Average inflation in rated sovereigns in the Caucasus and Central Asia (CCA) region will remain above that of rating peers in 2023-2024, despite peaking recently, due to relatively underdeveloped monetary policy frameworks and vulnerability to external shocks, Fitch Ratings said on May 2.
Inflation across CCA leapt last year on higher food prices, disruption to supply chains and, in some cases, exchange-rate deprecation, Fitch said. For Armenia (B+/Positive) and Georgia (BB/Positive), large migrant inflows arising from the Ukraine war caused exchange-rate appreciation but also stoked domestic demand, reflected in high rental inflation, it added.
Added the ratings agency: “Headline inflation has declined this year in some of the CCA countries given the lagged impact of policy rate increases, as well as lower commodity prices and cooling demand. In March, the annual rate of inflation fell to 5.4% in Armenia, 5.3% in Georgia and 18.1% in Kazakhstan (BBB/Stable). However, it remains close to recent highs in Azerbaijan (BB+/Positive) at 13.8% and Uzbekistan (BB-/Stable) at 11.3%, and underlying price pressures remain fairly strong.”
When it comes to monetary policy tightening in CCA, the level of real rates vary across the region. Kazakhstan has tightened the most since the start of 2022 by 650bp to 16.75%, but real rates were still negative as of March, noted Fitch, adding: “The Central Bank of Armenia has increased rates by 300bp to 10.75% (real rates 2.65%). In Georgia, rates were lifted just once, by 50bp in 2022 to 11%, but the real policy rate is the highest among Fitch-rated CCA sovereigns at 5.7%. Uzbekistan is the only country to loosen monetary policy since mid-2022, but real rates are still positive (3.7%).”
Monetary policy is underdeveloped in Turkmenistan (B+/Positive) with credit-targeting the main policy tool and the policy rate unchanged for many years, the ratings firm also observed.
Monetary policy effectiveness in CCA sovereigns is generally weak relative to rating peers. Some reasons for this, according to Fitch, are high, albeit declining levels of dollarisation (56% of deposits in Georgia; 55% in Armenia, 30% in Kazakhstan), low credit penetration and the prevalence of preferential lending (notably in Uzbekistan), high sensitivity to exchange-rate fluctuations and underdeveloped policy frameworks (mainly for energy exporters).
Fitch said it anticipated that inflation would remain well outside the inflation tolerance band in Azerbaijan, and at over twice the target in Georgia and Kazakhstan by end-2023. “Armenia is the only CCA sovereign that we rate where we expect inflation to stabilise within the tolerance band by end-2023,” it added.
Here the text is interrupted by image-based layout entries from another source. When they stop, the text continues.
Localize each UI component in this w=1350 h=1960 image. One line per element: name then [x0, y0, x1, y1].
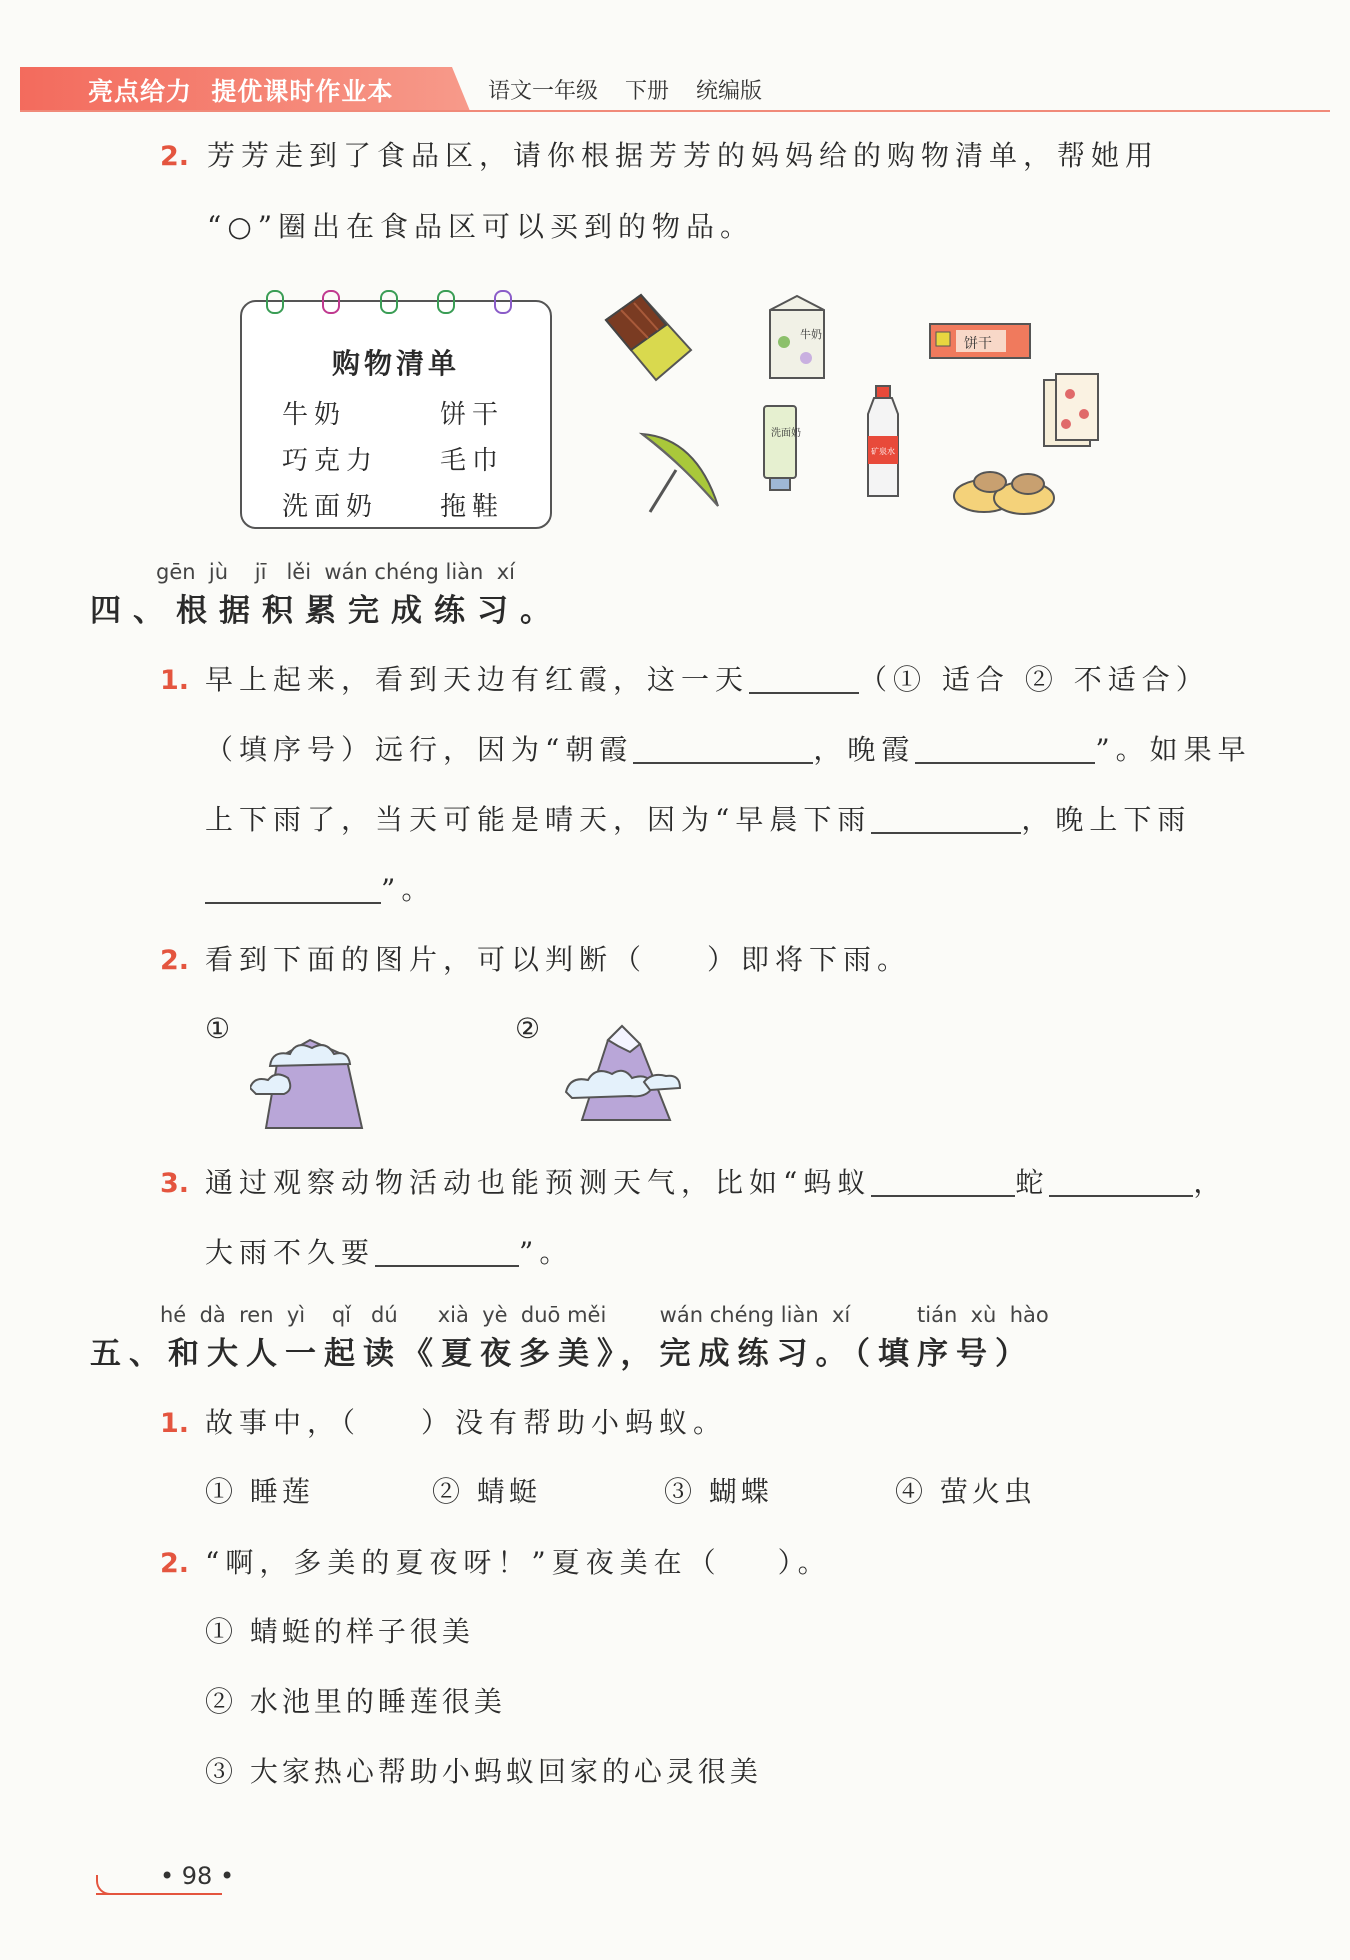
s4q2-text: ）即将下雨。 — [707, 943, 912, 976]
option-item[interactable]: ② 蜻蜓 — [432, 1475, 541, 1508]
s4q3-text: ， — [1193, 1166, 1228, 1199]
s4q1-line4 — [205, 873, 436, 906]
s4q2-line — [205, 943, 912, 976]
answer-blank[interactable] — [633, 738, 813, 764]
s4q1-line2 — [205, 733, 1252, 766]
book-title: 亮点给力 提优课时作业本 — [88, 77, 394, 106]
s5q1-text: 故事中，（ — [205, 1406, 362, 1439]
s5q1-line — [205, 1406, 728, 1439]
s5q2-text: “啊，多美的夏夜呀！”夏夜美在（ — [205, 1546, 722, 1579]
binder-ring — [266, 290, 284, 314]
option-item[interactable]: ① 睡莲 — [205, 1475, 314, 1508]
shopping-question-line2: “○”圈出在食品区可以买到的物品。 — [207, 210, 755, 243]
answer-blank[interactable] — [375, 1241, 519, 1267]
s4q3-text: 大雨不久要 — [205, 1236, 376, 1269]
s4q3-line1 — [205, 1166, 1228, 1199]
milk-label: 牛奶 — [800, 328, 822, 341]
s4q1-options: （① 适合 ② 不适合） — [859, 663, 1210, 696]
footer-ornament — [96, 1875, 132, 1895]
s4q3-text: 蛇 — [1015, 1166, 1050, 1199]
s4q1-text: ”。 — [381, 873, 436, 906]
answer-blank[interactable] — [1049, 1171, 1193, 1197]
option-item[interactable]: ④ 萤火虫 — [895, 1475, 1036, 1508]
s4q1-text: ，晚上下雨 — [1021, 803, 1192, 836]
s5q2-line — [205, 1546, 832, 1579]
option-item[interactable]: ① 蜻蜓的样子很美 — [205, 1615, 474, 1648]
shopping-question — [160, 141, 189, 172]
volume: 下册 — [625, 79, 670, 104]
option-marker-1[interactable]: ① — [205, 1012, 235, 1045]
shopping-question-line1: 芳芳走到了食品区，请你根据芳芳的妈妈给的购物清单，帮她用 — [207, 139, 1160, 172]
question-number: 1. — [160, 1408, 190, 1439]
list-item: 毛巾 — [440, 446, 505, 476]
section4-title: 四、根据积累完成练习。 — [90, 593, 563, 629]
binder-ring — [322, 290, 340, 314]
option-item[interactable]: ② 水池里的睡莲很美 — [205, 1685, 506, 1718]
question-number: 1. — [160, 665, 190, 696]
water-bottle-icon[interactable] — [862, 384, 904, 502]
s4q1-text: ，晚霞 — [813, 733, 916, 766]
cleanser-tube-icon[interactable] — [758, 402, 804, 494]
mountain-clouds-bottom-icon[interactable] — [560, 1010, 690, 1130]
book-info — [488, 74, 762, 105]
s4q1-line1 — [205, 663, 1210, 696]
subject: 语文一年级 — [488, 79, 599, 104]
water-label: 矿泉水 — [871, 447, 895, 456]
shopping-list-card — [240, 300, 552, 529]
section5-title: 五、和大人一起读《夏夜多美》，完成练习。（填序号） — [90, 1336, 1034, 1372]
biscuit-label: 饼干 — [964, 336, 992, 352]
s4q1-line3 — [205, 803, 1192, 836]
question-number: 2. — [160, 1548, 190, 1579]
answer-blank[interactable] — [749, 668, 859, 694]
list-item: 饼干 — [440, 400, 505, 430]
option-item[interactable]: ③ 蝴蝶 — [664, 1475, 773, 1508]
s4q1-text: （填序号）远行，因为“朝霞 — [205, 733, 634, 766]
chocolate-icon[interactable] — [596, 290, 706, 390]
section4-pinyin: gēn jù jī lěi wán chéng liàn xí — [156, 560, 515, 584]
cleanser-label: 洗面奶 — [771, 428, 801, 439]
umbrella-icon[interactable] — [636, 428, 726, 528]
s4q1-text: 早上起来，看到天边有红霞，这一天 — [205, 663, 750, 696]
list-item: 巧克力 — [282, 446, 379, 476]
s5q1-text: ）没有帮助小蚂蚁。 — [421, 1406, 728, 1439]
milk-carton-icon[interactable] — [762, 292, 832, 384]
question-number: 2. — [160, 945, 190, 976]
page-number: • 98 • — [160, 1862, 235, 1890]
towel-icon[interactable] — [1036, 370, 1106, 456]
answer-blank[interactable] — [915, 738, 1095, 764]
option-marker-2[interactable]: ② — [515, 1012, 545, 1045]
shopping-list-title: 购物清单 — [331, 347, 460, 380]
binder-ring — [437, 290, 455, 314]
s4q3-line2 — [205, 1236, 574, 1269]
binder-ring — [380, 290, 398, 314]
binder-ring — [494, 290, 512, 314]
footer-underline — [96, 1893, 222, 1895]
list-item: 洗面奶 — [282, 492, 379, 522]
answer-blank[interactable] — [871, 1171, 1015, 1197]
question-number: 3. — [160, 1168, 190, 1199]
s4q1-text: ”。如果早 — [1095, 733, 1252, 766]
biscuit-box-icon[interactable] — [926, 318, 1036, 364]
question-number: 2. — [160, 141, 190, 172]
mountain-clouds-top-icon[interactable] — [250, 1010, 375, 1130]
header-divider — [20, 110, 1330, 112]
s4q3-text: 通过观察动物活动也能预测天气，比如“蚂蚁 — [205, 1166, 872, 1199]
section5-pinyin: hé dà ren yì qǐ dú xià yè duō měi wán chéng liàn xí tián xù hào — [160, 1303, 1049, 1327]
slippers-icon[interactable] — [950, 458, 1060, 520]
s4q1-text: 上下雨了，当天可能是晴天，因为“早晨下雨 — [205, 803, 872, 836]
s5q2-text: ）。 — [777, 1546, 832, 1579]
list-item: 牛奶 — [282, 400, 347, 430]
answer-blank[interactable] — [871, 808, 1021, 834]
option-item[interactable]: ③ 大家热心帮助小蚂蚁回家的心灵很美 — [205, 1755, 762, 1788]
list-item: 拖鞋 — [440, 492, 505, 522]
answer-blank[interactable] — [205, 878, 381, 904]
s4q3-text: ”。 — [519, 1236, 574, 1269]
s4q2-text: 看到下面的图片，可以判断（ — [205, 943, 648, 976]
edition: 统编版 — [696, 79, 763, 104]
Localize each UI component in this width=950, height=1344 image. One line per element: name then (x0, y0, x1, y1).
Fitch also assessed that a prolonged period of high inflation could destablilise inflation expectations that are not generally well anchored and add to FX demand. “This could negate some of the positive economic gains made in 2022 for many of these economies, such as robust growth and sharp improvements in fiscal and external metrics. The latter have contributed to the Positive Outlooks on Georgia, Armenia, Azerbaijan and Turkmenistan. In Kazakhstan, weakness in the macro-policy framework contributes to a -1 notch adjustment on the macro pillar of our Qualitative Overlay relative to our Sovereign Rating Model output, although the rating impact is offset by the +1 notch adjustment on external finances due to large sovereign external assets,” it concluded.